Roberto Coin marked 30 years with Meraviglia in Venice, turning the city into a high jewelry stage rather than a conventional showroom. Across two nights on June 18 and 19, the house split its celebration between the Hotel Excelsior on the Lido and San Clemente Palace on San Clemente island, with more than 500 pieces on display for about 300 guests who had flown in from Damascus, Riyadh, Tashkent and New York City.
That setting was not decorative background. Venice is the brand’s origin point, and Coin has always treated it as part of the design language. He launched his first collection in 1996 and made the hidden ruby inside each jewel his signature, a small, private flash of color that acts like a secret only the wearer knows. His boutique sits in St. Mark’s Square near Caffè Florian, placing the label’s home base squarely in the city that shaped it.

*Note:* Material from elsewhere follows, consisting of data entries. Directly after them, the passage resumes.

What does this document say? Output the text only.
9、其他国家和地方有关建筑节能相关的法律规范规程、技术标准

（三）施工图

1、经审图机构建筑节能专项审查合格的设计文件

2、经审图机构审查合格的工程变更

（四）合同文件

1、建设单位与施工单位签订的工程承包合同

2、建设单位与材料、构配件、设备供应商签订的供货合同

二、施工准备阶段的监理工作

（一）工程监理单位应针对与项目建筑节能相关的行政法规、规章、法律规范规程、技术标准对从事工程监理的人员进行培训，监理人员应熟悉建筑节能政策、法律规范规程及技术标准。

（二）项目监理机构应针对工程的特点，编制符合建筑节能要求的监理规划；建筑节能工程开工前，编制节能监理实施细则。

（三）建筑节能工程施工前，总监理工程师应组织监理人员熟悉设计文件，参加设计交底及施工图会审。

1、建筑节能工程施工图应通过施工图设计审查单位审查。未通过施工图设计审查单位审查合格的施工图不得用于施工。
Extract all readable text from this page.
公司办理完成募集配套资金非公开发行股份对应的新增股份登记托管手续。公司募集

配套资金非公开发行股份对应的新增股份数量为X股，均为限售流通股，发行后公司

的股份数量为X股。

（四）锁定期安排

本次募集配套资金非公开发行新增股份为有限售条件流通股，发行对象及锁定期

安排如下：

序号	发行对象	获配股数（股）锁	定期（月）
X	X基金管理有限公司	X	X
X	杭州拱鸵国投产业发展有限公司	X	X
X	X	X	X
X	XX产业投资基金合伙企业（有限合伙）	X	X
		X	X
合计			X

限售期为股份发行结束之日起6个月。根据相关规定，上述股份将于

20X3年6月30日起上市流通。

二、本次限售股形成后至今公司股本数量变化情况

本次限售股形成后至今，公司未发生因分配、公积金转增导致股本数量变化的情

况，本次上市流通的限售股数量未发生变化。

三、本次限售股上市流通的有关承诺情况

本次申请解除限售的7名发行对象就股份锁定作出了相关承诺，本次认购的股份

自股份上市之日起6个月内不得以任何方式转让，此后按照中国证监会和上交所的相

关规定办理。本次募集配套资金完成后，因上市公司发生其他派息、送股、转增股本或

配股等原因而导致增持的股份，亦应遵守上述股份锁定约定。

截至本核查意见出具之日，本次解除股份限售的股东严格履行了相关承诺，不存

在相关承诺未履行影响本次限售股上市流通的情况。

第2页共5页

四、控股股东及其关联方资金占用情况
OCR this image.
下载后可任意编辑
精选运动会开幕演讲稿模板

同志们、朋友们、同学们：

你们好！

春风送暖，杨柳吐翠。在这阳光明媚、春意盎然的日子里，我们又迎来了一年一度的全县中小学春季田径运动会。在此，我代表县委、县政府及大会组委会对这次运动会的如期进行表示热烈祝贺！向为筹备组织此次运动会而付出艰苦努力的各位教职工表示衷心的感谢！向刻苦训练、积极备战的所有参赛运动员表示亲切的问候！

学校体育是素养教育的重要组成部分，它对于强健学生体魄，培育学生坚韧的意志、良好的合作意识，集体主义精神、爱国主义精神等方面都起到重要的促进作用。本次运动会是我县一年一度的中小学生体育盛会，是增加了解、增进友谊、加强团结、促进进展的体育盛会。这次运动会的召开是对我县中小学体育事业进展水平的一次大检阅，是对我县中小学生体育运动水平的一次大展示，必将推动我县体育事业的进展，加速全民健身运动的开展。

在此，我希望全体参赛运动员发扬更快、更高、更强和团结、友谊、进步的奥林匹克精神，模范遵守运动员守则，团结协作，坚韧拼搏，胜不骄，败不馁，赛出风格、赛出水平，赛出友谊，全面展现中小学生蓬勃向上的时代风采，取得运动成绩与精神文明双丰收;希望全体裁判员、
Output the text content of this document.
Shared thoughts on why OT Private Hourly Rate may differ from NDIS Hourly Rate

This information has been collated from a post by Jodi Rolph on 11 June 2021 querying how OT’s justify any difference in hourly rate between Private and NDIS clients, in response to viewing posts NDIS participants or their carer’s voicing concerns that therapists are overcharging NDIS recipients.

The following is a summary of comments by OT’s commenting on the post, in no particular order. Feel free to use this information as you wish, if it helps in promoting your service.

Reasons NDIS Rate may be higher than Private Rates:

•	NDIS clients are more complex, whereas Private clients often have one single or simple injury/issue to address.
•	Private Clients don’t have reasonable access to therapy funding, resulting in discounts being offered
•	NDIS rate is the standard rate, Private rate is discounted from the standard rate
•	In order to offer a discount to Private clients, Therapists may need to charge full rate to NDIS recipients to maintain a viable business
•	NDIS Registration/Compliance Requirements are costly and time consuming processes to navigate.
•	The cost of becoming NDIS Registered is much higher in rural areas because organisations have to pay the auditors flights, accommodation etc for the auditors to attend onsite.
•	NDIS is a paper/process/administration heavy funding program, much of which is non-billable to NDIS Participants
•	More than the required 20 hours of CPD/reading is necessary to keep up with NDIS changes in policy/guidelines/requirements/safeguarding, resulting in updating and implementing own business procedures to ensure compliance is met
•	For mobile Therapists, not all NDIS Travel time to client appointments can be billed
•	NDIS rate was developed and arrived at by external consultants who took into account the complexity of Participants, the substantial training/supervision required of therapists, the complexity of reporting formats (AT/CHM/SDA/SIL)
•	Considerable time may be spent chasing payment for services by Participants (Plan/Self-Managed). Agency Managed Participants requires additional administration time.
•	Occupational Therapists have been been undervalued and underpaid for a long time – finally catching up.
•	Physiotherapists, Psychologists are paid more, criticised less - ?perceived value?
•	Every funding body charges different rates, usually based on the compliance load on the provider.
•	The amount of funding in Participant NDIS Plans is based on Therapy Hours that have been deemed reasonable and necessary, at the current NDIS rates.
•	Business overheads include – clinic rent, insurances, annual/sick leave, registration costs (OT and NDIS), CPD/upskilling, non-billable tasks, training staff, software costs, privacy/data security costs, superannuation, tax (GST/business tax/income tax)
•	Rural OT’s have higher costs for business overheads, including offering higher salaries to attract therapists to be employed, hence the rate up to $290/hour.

Meraviglia pushed that identity into full spectacle. The collection centered on one-of-a-kind pieces set with diamonds, rubies, emeralds, sapphires, topaz and tourmalines, the kind of stones that need confident setting to keep them from reading ornamental rather than alive. Among the standout jewels were a white-gold necklace with a 15.54-carat green tourmaline and another white-gold necklace with a 14.17-carat color-change blue sapphire. The house also revived Cobra, a Roberto Coin design from the 1990s, and brought it into high jewelry for the first time, with articulated forms worked in diamonds, rubellites, tourmalines, emeralds and sapphires.

The commercial temperature was just as high as the production value. An American couple from Palm Beach bought a $4 million suite of yellow diamond jewels during the showcase, a reminder that the appetite for serious high jewelry still shows up when the presentation feels rare enough. Coin framed that logic plainly: “We are not selling jewelry, we are selling an experience.” The evening obliged with a mermaid pageant, a singing and dancing Marco Polo, stilt walkers, marine vignettes, poetry, songs, dances and fireworks, all of it calibrated to make the jewels feel like the final act.
The anniversary also pointed forward. Dakota Johnson became Roberto Coin’s global brand ambassador in 2025, with a campaign shot in Venice by Craig McDean and set to run through May 2027. Cobra is already identified as a key focus for 2026, which makes Venice look less like a nostalgic backdrop than the house’s most persuasive argument for the next era.